1. Setup (first time only)

python prepare.py        # Generate test data
python evaluate.py       # Get baseline score

2. Analyze

Run the evaluation with verbose output to understand what's working and what's not:

python evaluate.py --verbose

Study the per-rule breakdown. Look for:

  • Rules with low precision (high false positives) → tighten thresholds
  • Rules with low recall (missing malicious events) → loosen thresholds or improve logic
  • Attack types in the "missed" section → write new rules or fix existing ones

3. Modify

Edit detect.py. You can:

  • Tune thresholds — Change THRESHOLD, QUERY_LENGTH_THRESHOLD, MIN_CONNECTIONS, etc.
  • Improve detection logic — Add smarter pattern matching, cross-correlate events
  • Add new rules — Write new detect_* functions and register them in DETECTION_RULES
  • Remove weak rules — If a rule causes more false positives than true positives, remove it
  • Change anomaly settings — Modify ANOMALY_Z_THRESHOLD, ANOMALY_MIN_SAMPLES, or the detection method
  • Combine signals — Cross-reference detections (e.g., brute force + lateral movement from same IP)

4. Evaluate

python evaluate.py

Read the output. The key line is:

>>> F1_SCORE=0.XXXXXX <<<

5. Commit or Discard

If F1 improved:

python evaluate.py --commit

This auto-commits detect.py to the current git branch.

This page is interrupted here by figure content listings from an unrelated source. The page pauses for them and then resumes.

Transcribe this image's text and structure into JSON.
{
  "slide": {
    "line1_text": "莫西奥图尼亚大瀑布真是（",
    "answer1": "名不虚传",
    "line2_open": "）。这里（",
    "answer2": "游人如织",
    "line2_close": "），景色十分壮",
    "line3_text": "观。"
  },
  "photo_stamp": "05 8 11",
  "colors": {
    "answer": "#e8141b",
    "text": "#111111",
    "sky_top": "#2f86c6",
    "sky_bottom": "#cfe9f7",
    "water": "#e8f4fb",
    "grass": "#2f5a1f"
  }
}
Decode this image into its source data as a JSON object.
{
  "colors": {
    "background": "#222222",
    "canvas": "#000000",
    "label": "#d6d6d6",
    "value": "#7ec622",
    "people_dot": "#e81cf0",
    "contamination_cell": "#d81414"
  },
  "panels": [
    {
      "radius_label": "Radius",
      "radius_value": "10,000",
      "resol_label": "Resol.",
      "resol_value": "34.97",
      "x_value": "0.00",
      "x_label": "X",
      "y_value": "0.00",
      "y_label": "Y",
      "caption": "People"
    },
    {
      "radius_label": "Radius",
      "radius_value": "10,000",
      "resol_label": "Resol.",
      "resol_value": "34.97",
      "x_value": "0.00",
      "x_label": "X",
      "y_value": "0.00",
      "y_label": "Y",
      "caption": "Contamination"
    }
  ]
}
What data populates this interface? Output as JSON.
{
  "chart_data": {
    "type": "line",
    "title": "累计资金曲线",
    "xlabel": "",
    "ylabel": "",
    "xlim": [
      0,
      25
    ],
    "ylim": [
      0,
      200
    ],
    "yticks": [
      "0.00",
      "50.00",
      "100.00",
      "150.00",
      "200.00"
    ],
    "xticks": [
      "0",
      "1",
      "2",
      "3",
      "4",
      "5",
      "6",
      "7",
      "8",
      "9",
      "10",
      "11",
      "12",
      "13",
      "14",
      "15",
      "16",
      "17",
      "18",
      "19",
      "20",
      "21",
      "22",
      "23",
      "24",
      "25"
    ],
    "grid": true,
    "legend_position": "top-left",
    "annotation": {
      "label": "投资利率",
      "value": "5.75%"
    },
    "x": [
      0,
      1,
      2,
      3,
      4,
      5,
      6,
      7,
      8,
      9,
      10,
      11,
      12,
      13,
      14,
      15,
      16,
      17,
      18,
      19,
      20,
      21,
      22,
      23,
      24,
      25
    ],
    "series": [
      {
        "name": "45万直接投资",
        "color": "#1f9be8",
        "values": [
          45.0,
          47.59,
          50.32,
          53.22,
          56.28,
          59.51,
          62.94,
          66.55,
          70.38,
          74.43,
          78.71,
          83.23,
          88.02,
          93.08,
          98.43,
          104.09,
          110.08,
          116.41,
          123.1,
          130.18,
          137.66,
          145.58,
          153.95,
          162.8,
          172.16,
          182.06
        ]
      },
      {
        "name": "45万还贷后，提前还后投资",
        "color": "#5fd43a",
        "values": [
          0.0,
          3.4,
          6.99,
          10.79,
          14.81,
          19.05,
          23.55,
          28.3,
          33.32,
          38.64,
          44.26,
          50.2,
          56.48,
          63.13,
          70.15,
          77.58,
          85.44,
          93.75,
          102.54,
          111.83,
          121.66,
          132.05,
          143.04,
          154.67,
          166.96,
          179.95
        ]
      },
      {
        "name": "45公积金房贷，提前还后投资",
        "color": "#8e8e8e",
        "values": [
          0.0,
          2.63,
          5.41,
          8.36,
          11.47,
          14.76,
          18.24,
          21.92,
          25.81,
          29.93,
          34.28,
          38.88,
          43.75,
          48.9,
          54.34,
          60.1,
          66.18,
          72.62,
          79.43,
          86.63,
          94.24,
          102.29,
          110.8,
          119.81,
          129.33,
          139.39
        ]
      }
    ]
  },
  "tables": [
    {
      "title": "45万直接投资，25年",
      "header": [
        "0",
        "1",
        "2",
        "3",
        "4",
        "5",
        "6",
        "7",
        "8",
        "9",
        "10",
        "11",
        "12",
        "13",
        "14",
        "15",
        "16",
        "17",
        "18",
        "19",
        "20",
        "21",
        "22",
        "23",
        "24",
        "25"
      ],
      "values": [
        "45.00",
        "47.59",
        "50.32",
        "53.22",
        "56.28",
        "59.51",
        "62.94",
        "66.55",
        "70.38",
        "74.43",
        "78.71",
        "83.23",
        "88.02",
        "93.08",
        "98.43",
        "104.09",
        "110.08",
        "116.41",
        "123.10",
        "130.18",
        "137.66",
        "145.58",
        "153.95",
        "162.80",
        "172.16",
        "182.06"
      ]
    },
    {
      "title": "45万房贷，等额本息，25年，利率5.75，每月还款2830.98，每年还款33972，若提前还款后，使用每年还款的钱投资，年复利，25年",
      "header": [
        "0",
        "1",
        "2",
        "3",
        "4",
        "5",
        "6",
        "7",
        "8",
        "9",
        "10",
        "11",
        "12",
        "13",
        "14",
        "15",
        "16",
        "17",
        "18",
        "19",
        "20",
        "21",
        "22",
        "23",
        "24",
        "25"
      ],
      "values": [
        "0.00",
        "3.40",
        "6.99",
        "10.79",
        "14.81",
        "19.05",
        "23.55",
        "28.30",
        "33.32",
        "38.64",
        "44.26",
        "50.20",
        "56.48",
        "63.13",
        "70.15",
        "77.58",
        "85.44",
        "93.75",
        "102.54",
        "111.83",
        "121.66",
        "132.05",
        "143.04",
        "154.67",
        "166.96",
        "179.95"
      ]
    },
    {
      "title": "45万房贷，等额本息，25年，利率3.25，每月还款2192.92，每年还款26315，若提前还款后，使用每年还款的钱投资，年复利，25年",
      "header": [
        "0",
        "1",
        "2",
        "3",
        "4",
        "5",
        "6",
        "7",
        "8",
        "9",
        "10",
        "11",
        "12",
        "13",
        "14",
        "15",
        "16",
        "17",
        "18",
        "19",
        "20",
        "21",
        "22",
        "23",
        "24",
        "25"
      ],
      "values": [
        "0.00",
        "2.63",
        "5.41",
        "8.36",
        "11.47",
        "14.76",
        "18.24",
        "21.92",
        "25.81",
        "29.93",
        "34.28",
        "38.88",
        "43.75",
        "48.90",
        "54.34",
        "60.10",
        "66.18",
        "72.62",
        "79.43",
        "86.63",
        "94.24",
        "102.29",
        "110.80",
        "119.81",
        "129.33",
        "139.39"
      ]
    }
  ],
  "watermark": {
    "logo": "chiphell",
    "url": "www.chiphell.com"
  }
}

If F1 did not improve, discard your changes and try a different approach.

6. Repeat

Go back to step 2. Try to beat your best score. Each experiment cycle should take 1-2 minutes.

Constraints

  • Only modify detect.py — Do not touch prepare.py, evaluate.py, or the data files
  • Optimize against simulated data by default — Use python prepare.py and python evaluate.py as the main loop
  • Keep it pure Python — No external dependencies, no network calls, no GPU
  • Every change must be testable — Run python evaluate.py after every change
  • Git discipline — Only commit improvements, never commit regressions

Strategies to Try

Here are ideas roughly ordered from easy wins to deeper changes:

  1. Threshold tuning — The current thresholds are rough guesses. Try values ±50%
  2. Pattern matching — The PowerShell detector could match more payloads
  3. Cross-correlation — If an IP does brute force AND lateral movement, it's more suspicious
  4. New rules — Look at the event data structure and find signals the current rules miss
  5. Statistical methods — Use the AnomalyDetector class to flag outlier metrics
  6. Ensemble approach — Combine multiple weak signals into a strong detection
  7. Event context — Consider sequences of events, not just individual events

🐝 Multi-Agent Collaboration

You are part of a research community of agents, not working alone. Follow this protocol:

Before You Start

Read what other agents have discovered:

python findings.py --summary    # What's been tried, what worked, what failed
python swarm.py --leaderboard   # Best scores across all branches

Key rules:

  • If a direction has been explored, try something different
  • Read the --summary for failed ideas so you don't repeat mistakes
  • Build on insights from the best-performing agents

Your Direction

Check .direction in the repo root for your assigned research focus:

cat .direction

This tells you what area to explore. Stay focused on your direction — other agents handle other areas.

After Each Cycle

Publish your findings so other agents can learn from you:

from findings import create_finding, publish_finding

finding = create_finding(
    agent_id="your-id",          # From .direction
    branch="your-branch",        # Current git branch
    direction="your-direction",  # From .direction
    f1_score=0.XXXX,             # Your best score
    approach="What you tried",
    changes=["Change 1", "Change 2"],
    insights=["What you learned"],
    failed_ideas=["What didn't work"],
)
publish_finding(finding)

Important Notes

  • The dataset is deterministic (seeded RNG). Same code always gives same score.
  • There are ~2000 events with a realistic benign-to-malicious ratio.
  • Attack types include: brute force, DNS exfiltration, C2 beaconing, lateral movement, PowerShell abuse, and privilege escalation.
  • A perfect detector would get F1=1.0. In practice, aim for F1 > 0.90.
  • Check python evaluate.py --baseline to see your best score so far.